基于ERT和模型技术的地下水AS扰动机理研究

发布时间：2018-02-28 17:08

本文关键词： 地下水空气扰动(AS) 高密度电阻率法(ERT) 空气流型空气流动模型　出处：《吉林大学》2016年硕士论文　论文类型：学位论文

【摘要】：地下水空气扰动(AS)是一种新兴污染地下水原位修复技术,该技术被认为是去除非饱和区带土壤和浅层地下水中挥发性有机污染物的最有效方法之一,其优势在于成本低、效率高、可操作性较强。但是关于污染场地AS处理过程中的物理、化学、生物及复合作用的相关机理尚不明晰,地下水空气扰动修复系统相关设计参数多为经验估计,而对于AS运行作用机制的理论研究更不完善。地下水空气扰动AS修复过程中,空气在饱和多孔介质中的流动机制及影响范围是污染地下环境中修复效率的主要影响因素。传统的空气扰动影响区域(ZOI)监测方法为场地布井实验,一般依赖于钻井、样品溶解氧测定和地下水位监测等手段,监测成本高、人员需求量大、监测反应速度较慢、不宜考虑非均质介质,同时对场地的土地利用带来了不可忽视的破坏性扰动。因此,本文以高密度电阻率法(ERT)这一无损的非扰动地电学勘探方法为主要手段,构建该方法在地下水空气扰动监测中的应用路径,并以多相流体力学为理论基础对AS进行研究,建立了二维实验砂槽中不同粒径均质玻璃珠(GBS)饱和介质中空气流动模型。本文采用高密度电阻率法(ERT)为主要监测手段,通过控制多孔介质材料分选性、粒度级配、空气扰动流量等室内实验变量,对AS气体流型、范围及空气饱和度动态分布进行研究。结果表明,高密度电阻率法(ERT)在AS监测中具有很好的灵敏度及准确性,且测试较为方便快捷。介质中空气扰动压力与气体流量呈线性正相关关系;分选性较好的均质介质中气体饱和度以曝气口中心所在横截面对称分布,中心饱和度较大;非均质中气体遇到渗透性小的区域时气体会聚集,并选择少数通道优先通过。

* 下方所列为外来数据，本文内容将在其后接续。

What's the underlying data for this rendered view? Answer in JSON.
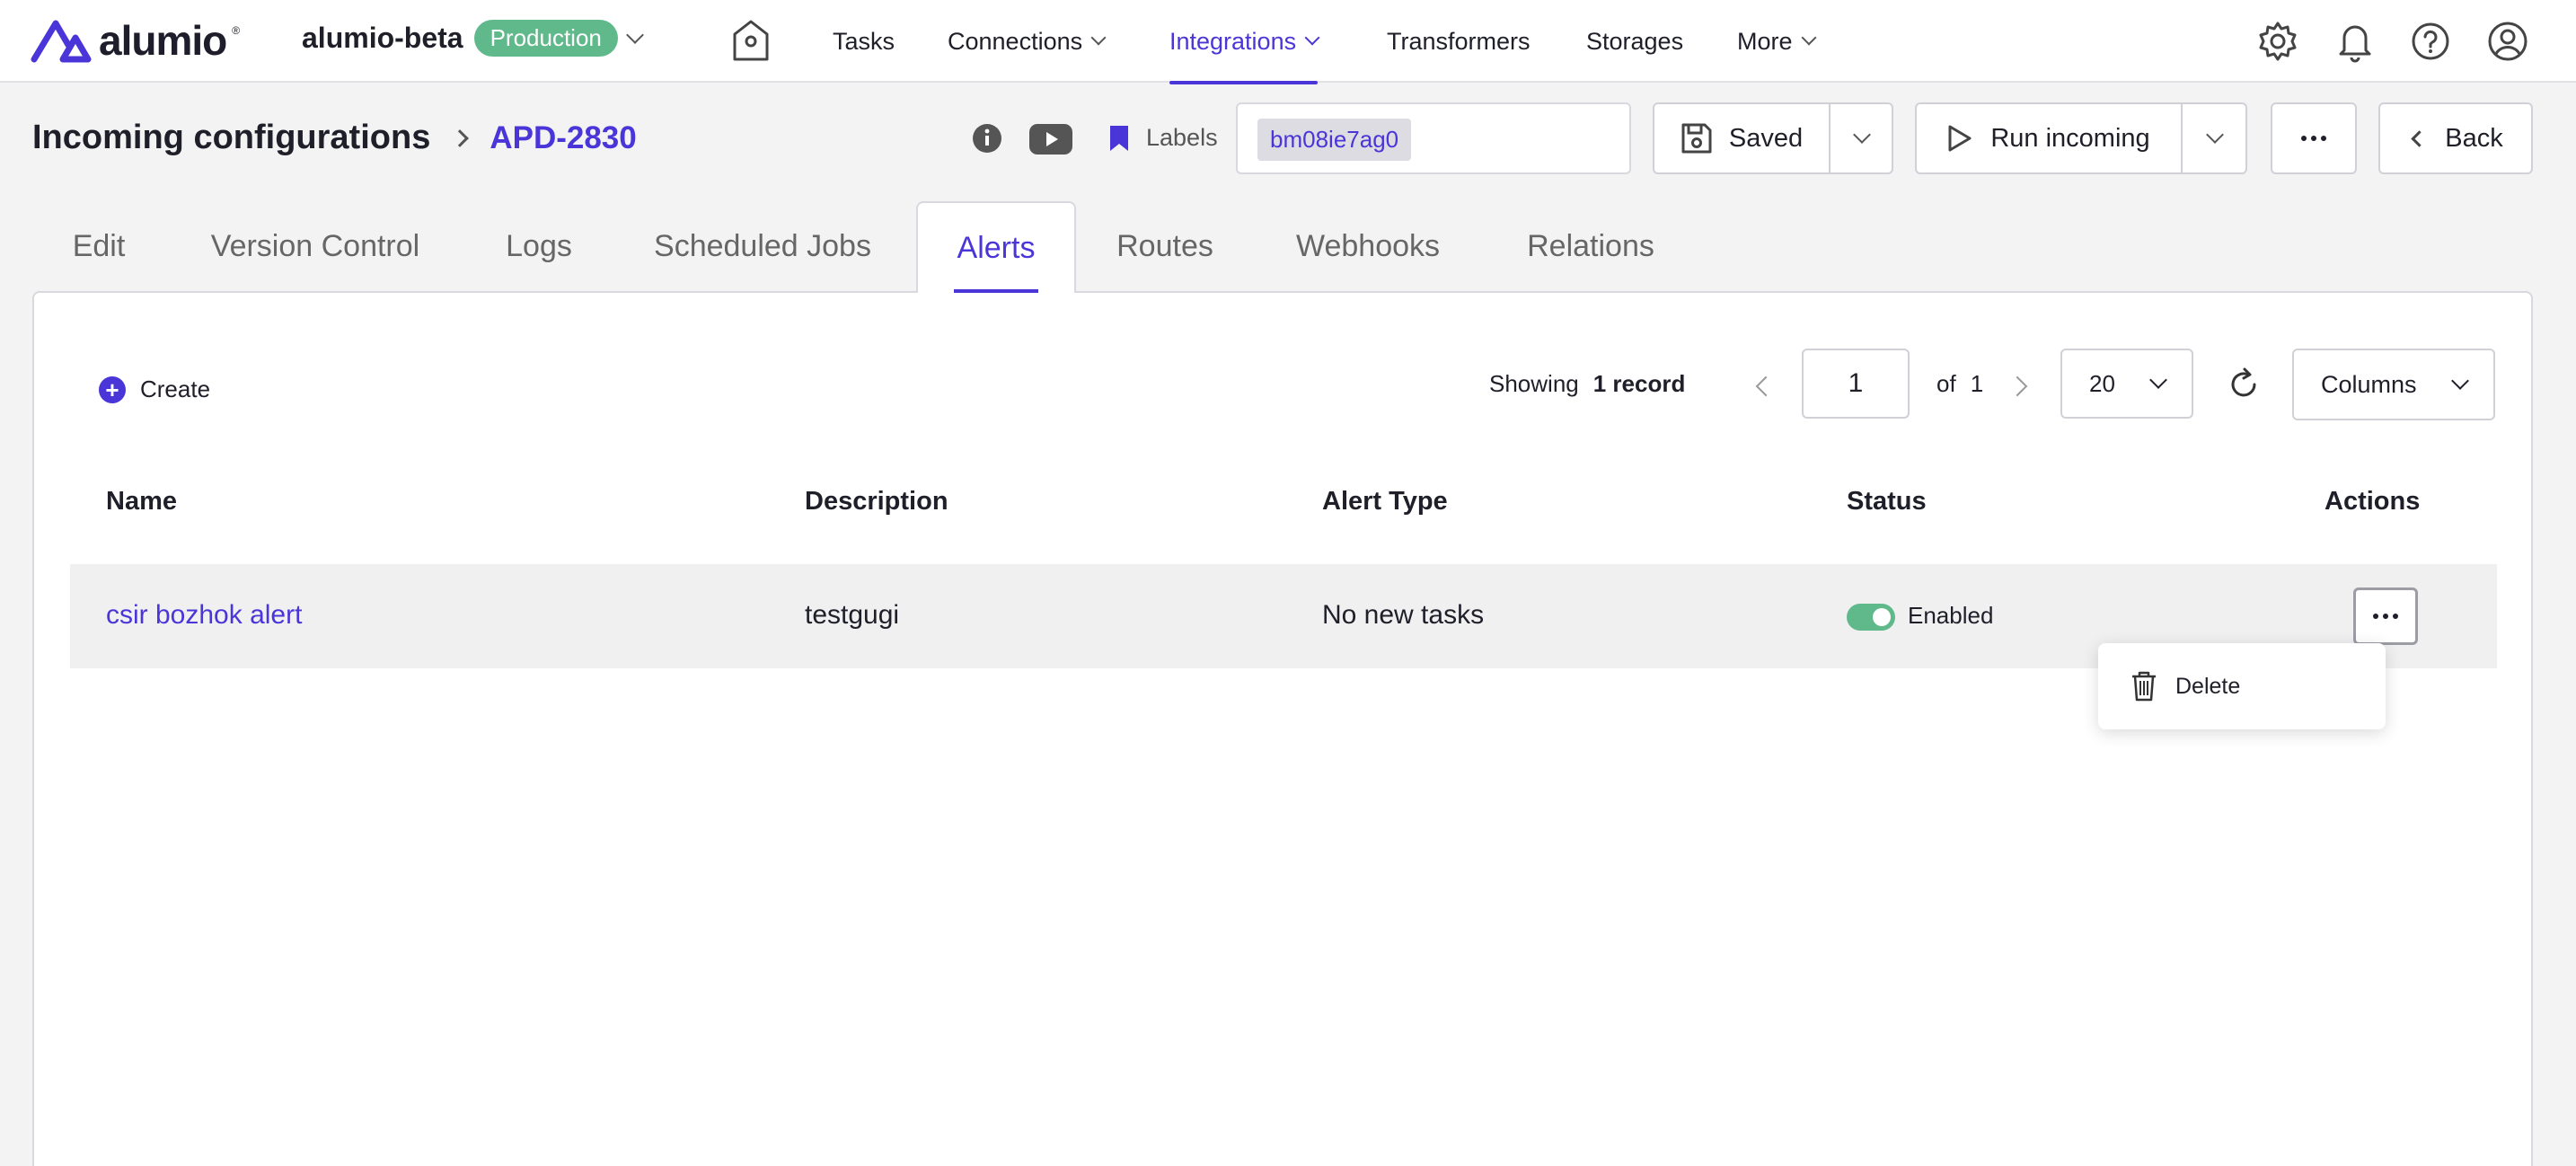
{
  "topbar": {
    "logo": "alumio",
    "environment": "alumio-beta",
    "environment_badge": "Production",
    "nav": [
      {
        "label": "Tasks"
      },
      {
        "label": "Connections"
      },
      {
        "label": "Integrations"
      },
      {
        "label": "Transformers"
      },
      {
        "label": "Storages"
      },
      {
        "label": "More"
      }
    ]
  },
  "header": {
    "breadcrumb_root": "Incoming configurations",
    "breadcrumb_current": "APD-2830",
    "labels_text": "Labels",
    "label_chip": "bm08ie7ag0",
    "saved_label": "Saved",
    "run_label": "Run incoming",
    "back_label": "Back"
  },
  "tabs": [
    {
      "label": "Edit"
    },
    {
      "label": "Version Control"
    },
    {
      "label": "Logs"
    },
    {
      "label": "Scheduled Jobs"
    },
    {
      "label": "Alerts"
    },
    {
      "label": "Routes"
    },
    {
      "label": "Webhooks"
    },
    {
      "label": "Relations"
    }
  ],
  "toolbar": {
    "create_label": "Create",
    "showing_label": "Showing",
    "showing_count": "1 record",
    "page": "1",
    "of_label": "of",
    "total_pages": "1",
    "per_page": "20",
    "columns_label": "Columns"
  },
  "table": {
    "headers": [
      "Name",
      "Description",
      "Alert Type",
      "Status",
      "Actions"
    ],
    "rows": [
      {
        "name": "csir bozhok alert",
        "description": "testgugi",
        "alert_type": "No new tasks",
        "status": "Enabled"
      }
    ]
  },
  "actions_menu": {
    "delete_label": "Delete"
  },
  "colors": {
    "accent": "#4a36d8",
    "badge_green": "#5fb98a"
  }
}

曝气流量较大时,气体易横向漂移,局部优先流容易形成。同时,在不同粒径的均匀介质中,空气扰动范围主要受空气扰动注气流量及压力影响,与粒径无关,但气流形式受粒径影响。3 mm均匀玻璃珠介质中,气体以气泡形式向上运动;1 mm均匀玻璃珠介质中气体流动方式为微通道式;0.5 mm均匀玻璃珠介质中,气体仍以微通道形式运动,但气流通道相对分散且弯曲。而在非均匀介质中,气体主要为槽式流,以块区域形式出现。以室内实验条件构建物理模型,在Darcy定律和Bessel函数理论变换基础上,结合水土特征曲线中的Fredlund和Xing(FX)模型与van Genuchten(VG)模型,本文提出了二维砂槽实验条件下的AS轴对称空气流动模型,并利用室内AS实验对该模型进行验证。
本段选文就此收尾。